We all read a million articles about self-care. I don’t disagree with them. But not everything that people call “self-care” is really self-care—nourishing, revitalizing, essential. A lot of it is just plain ole life clutter.
A year ago, I’d had enough of Facebook, so I left. As my work commitments have increased, I am incredibly grateful that I cut that time-sucking habit out of my life. If I hadn’t, I’d be wasting time checking for likes instead of meal prepping for the week.
It’s now a practice of mine to evaluate every area in my life and ask, “Is this profitable for my health, my family’s well being, or reaching my goals?”
A lot of things that are not inherently bad—like Instagram, sleeping in, or painting my nails—can be cut, either for life or temporarily. I’m not perfect; I make plenty of less-than-stellar decisions. But now, at least, I’ve developed a sensitivity to the choices I make.
Evaluate your own life through the lens of intentionality. What are a few things you could cut and the world wouldn’t end? Entertainment and social media are the obvious places to start.
Start slow, cut two or three things. Maybe pass some of your responsibilities to your partner, family member, or friend.

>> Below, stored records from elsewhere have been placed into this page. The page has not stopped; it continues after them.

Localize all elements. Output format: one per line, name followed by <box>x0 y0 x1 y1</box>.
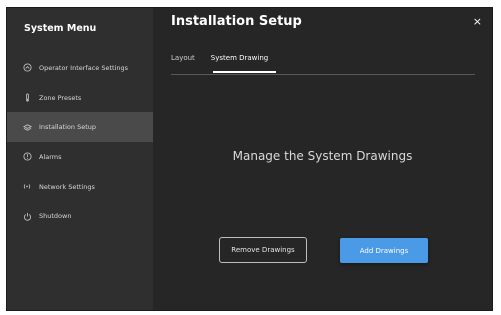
sidebar-menu: Operator Interface Settings Zone Presets… <box>7 53 153 231</box>
remove-drawings-button[interactable]: Remove Drawings <box>219 237 307 263</box>
thermometer-icon <box>21 93 33 102</box>
sidebar-item-alarms[interactable]: Alarms <box>7 142 153 172</box>
add-drawings-button[interactable]: Add Drawings <box>340 238 428 263</box>
system-menu-dialog: System Menu Operator Interface Settings … <box>6 7 493 311</box>
power-icon <box>21 212 33 221</box>
sidebar-item-installation-setup[interactable]: Installation Setup <box>7 112 153 143</box>
sidebar-item-label: Shutdown <box>39 212 72 221</box>
tab-bar: Layout System Drawing <box>171 54 284 62</box>
alert-icon <box>21 152 33 161</box>
page-title: Installation Setup <box>171 14 302 29</box>
sidebar: System Menu Operator Interface Settings … <box>7 8 153 310</box>
signal-icon <box>21 182 33 191</box>
sidebar-title: System Menu <box>24 23 97 34</box>
sidebar-item-network-settings[interactable]: Network Settings <box>7 172 153 202</box>
sidebar-item-label: Network Settings <box>39 182 95 191</box>
tab-divider <box>171 74 475 75</box>
sidebar-item-zone-presets[interactable]: Zone Presets <box>7 83 153 113</box>
sidebar-item-shutdown[interactable]: Shutdown <box>7 201 153 231</box>
gauge-icon <box>21 63 33 72</box>
sidebar-item-label: Installation Setup <box>39 123 96 132</box>
section-heading: Manage the System Drawings <box>232 149 413 163</box>
layers-icon <box>21 123 33 132</box>
tab-system-drawing[interactable]: System Drawing <box>211 54 268 62</box>
sidebar-item-label: Alarms <box>39 152 62 161</box>
sidebar-item-label: Operator Interface Settings <box>39 63 128 72</box>
active-tab-indicator <box>213 71 276 73</box>
close-icon[interactable]: × <box>473 15 482 28</box>
sidebar-item-label: Zone Presets <box>39 93 82 102</box>
tab-layout[interactable]: Layout <box>171 54 195 62</box>
sidebar-item-operator-interface-settings[interactable]: Operator Interface Settings <box>7 53 153 83</box>
main-panel: Installation Setup × Layout System Drawi… <box>153 8 492 310</box>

Then, choose to add or expand one or two things that are more profitable or life-giving—the workout you didn’t have time for, thirty extra minutes of thoughtfully replying to emails, writing an encouraging note to a friend. Watch as little moments of intentionality make your life more well-rounded, profitable, and vital
There is no way around your day-to-day stress.
Your responsibilities as a parent, professional, spouse, and humanitarian are going to make you very busy, and you will often feel overwhelmed. These are the facts of life.
But if you can take an honest look at your everyday choices—whether they are focused or wandering, intentional or indulgent—you will find you actually have more room for good things.
Good doesn’t mean easy. Doing the hard, unfamiliar things is ultimately what allow us to live more simply, with more connection and less stress.